Diversification Opportunities for FAM and BNY Mellon

0.6
  Correlation Coefficient

Poor diversification

The 3 months correlation between FAM and BNY is 0.6. Overlapping area represents the amount of risk that can be diversified away by holding FAM and BNY Mellon High in the same portfolio, assuming nothing else is changed. The correlation between historical prices or returns on BNY Mellon High and FAM is a relative statistical measure of the degree to which these equity instruments tend to move together. The correlation coefficient measures the extent to which returns on FAM are associated (or correlated) with BNY Mellon. Values of the correlation coefficient range from -1 to +1, where. The correlation of zero (0) is possible when the price movement of BNY Mellon High has no effect on the direction of FAM i.e., FAM and BNY Mellon go up and down completely randomly.

Pair Corralation between FAM and BNY Mellon

If you would invest  255.00  in BNY Mellon High on August 31, 2024 and sell it today you would earn a total of  10.00  from holding BNY Mellon High or generate 3.92% return on investment over 90 days.
Time Period3 Months [change]
DirectionMoves Together 
StrengthSignificant
Accuracy4.35%
ValuesDaily Returns

FAM  vs.  BNY Mellon High

 Performance 
       Timeline  
FAM 

Risk-Adjusted Performance

0 of 100

 
Weak
 
Strong
Solid
Over the last 90 days FAM has generated negative risk-adjusted returns adding no value to investors with long positions. In spite of very uncertain basic indicators, FAM displayed solid returns over the last few months and may actually be approaching a breakup point.
BNY Mellon High 

Risk-Adjusted Performance

7 of 100

 
Weak
 
Strong
OK
Compared to the overall equity markets, risk-adjusted returns on investments in BNY Mellon High are ranked lower than 7 (%) of all global equities and portfolios over the last 90 days. Despite nearly stable technical indicators, BNY Mellon is not utilizing all of its potentials. The latest stock price disturbance, may contribute to mid-run losses for the stockholders.
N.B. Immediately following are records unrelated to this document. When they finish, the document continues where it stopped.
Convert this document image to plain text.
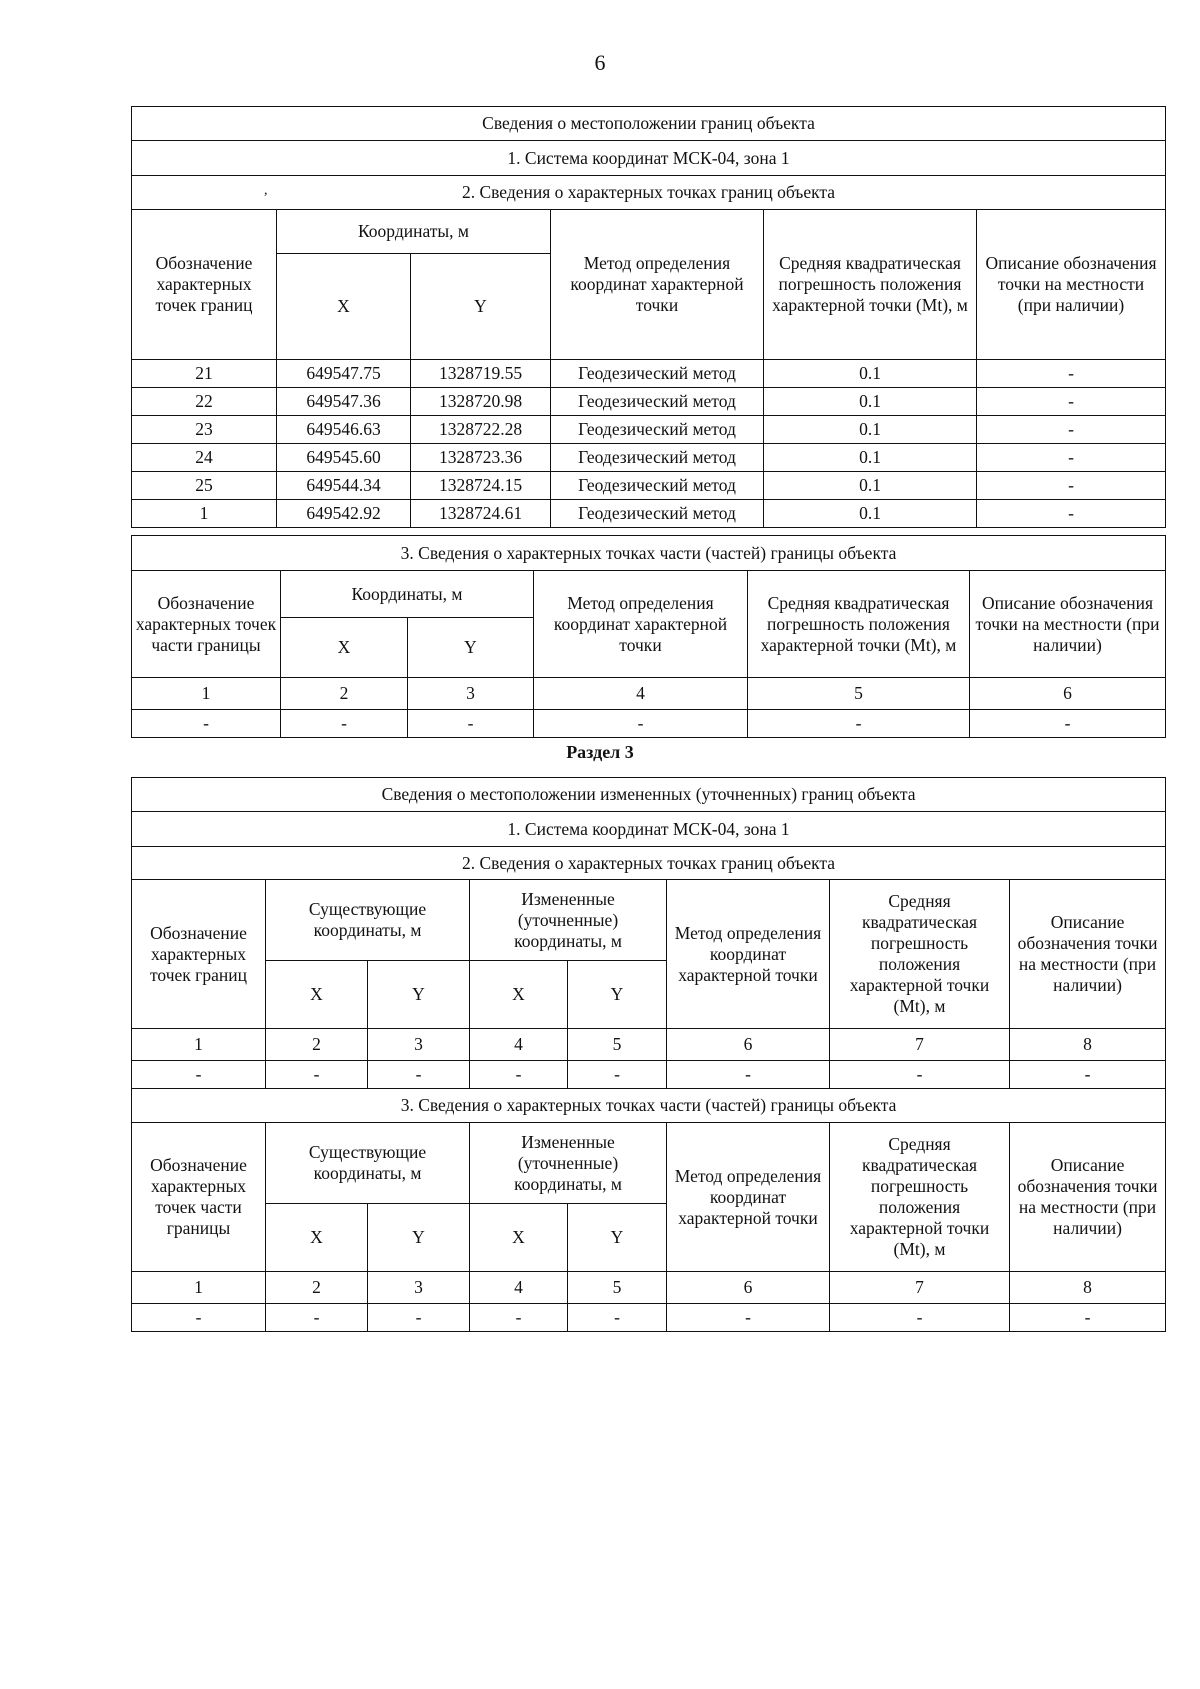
6
Сведения о местоположении границ объекта					
1. Система координат МСК-04, зона 1					
2. Сведения о характерных точках границ объекта					
Обозначение характерных точек границ	Координаты, м		Метод определения координат характерной точки	Средняя квадратическая погрешность положения характерной точки (Mt), м	Описание обозначения точки на местности (при наличии)
	X	Y			
21	649547.75	1328719.55	Геодезический метод	0.1	-
22	649547.36	1328720.98	Геодезический метод	0.1	-
23	649546.63	1328722.28	Геодезический метод	0.1	-
24	649545.60	1328723.36	Геодезический метод	0.1	-
25	649544.34	1328724.15	Геодезический метод	0.1	-
1	649542.92	1328724.61	Геодезический метод	0.1	-
,
3. Сведения о характерных точках части (частей) границы объекта					
Обозначение характерных точек части границы	Координаты, м		Метод определения координат характерной точки	Средняя квадратическая погрешность положения характерной точки (Mt), м	Описание обозначения точки на местности (при наличии)
	X	Y			
1	2	3	4	5	6
-	-	-	-	-	-
Раздел 3
Сведения о местоположении измененных (уточненных) границ объекта							
1. Система координат МСК-04, зона 1							
2. Сведения о характерных точках границ объекта							
Обозначение характерных точек границ	Существующие координаты, м		Измененные (уточненные) координаты, м		Метод определения координат характерной точки	Средняя квадратическая погрешность положения характерной точки (Mt), м	Описание обозначения точки на местности (при наличии)
	X	Y	X	Y			
1	2	3	4	5	6	7	8
-	-	-	-	-	-	-	-
3. Сведения о характерных точках части (частей) границы объекта							
Обозначение характерных точек части границы	Существующие координаты, м		Измененные (уточненные) координаты, м		Метод определения координат характерной точки	Средняя квадратическая погрешность положения характерной точки (Mt), м	Описание обозначения точки на местности (при наличии)
	X	Y	X	Y			
1	2	3	4	5	6	7	8
-	-	-	-	-	-	-	-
FAM and BNY Mellon Volatility Contrast

   Predicted Return Density   
       Returns  

Pair Trading with FAM and BNY Mellon

The main advantage of trading using opposite FAM and BNY Mellon positions is that it hedges away some unsystematic risk. Because of two separate transactions, even if FAM position performs unexpectedly, BNY Mellon can make up some of the losses. Pair trading also minimizes risk from directional movements in the market. For example, if an entire industry or sector drops because of unexpected headlines, the short position in BNY Mellon will offset losses from the drop in BNY Mellon's long position.
The idea behind FAM and BNY Mellon High pairs trading is to make the combined position market-neutral, meaning the overall market's direction will not affect its win or loss (or potential downside or upside). This can be achieved by designing a pairs trade with two highly correlated stocks or equities that operate in a similar space or sector, making it possible to obtain profits through simple and relatively low-risk investment.
Check out your portfolio center.
Note that this page's information should be used as a complementary analysis to find the right mix of equity instruments to add to your existing portfolios or create a brand new portfolio. You can also try the Performance Analysis module to check effects of mean-variance optimization against your current asset allocation.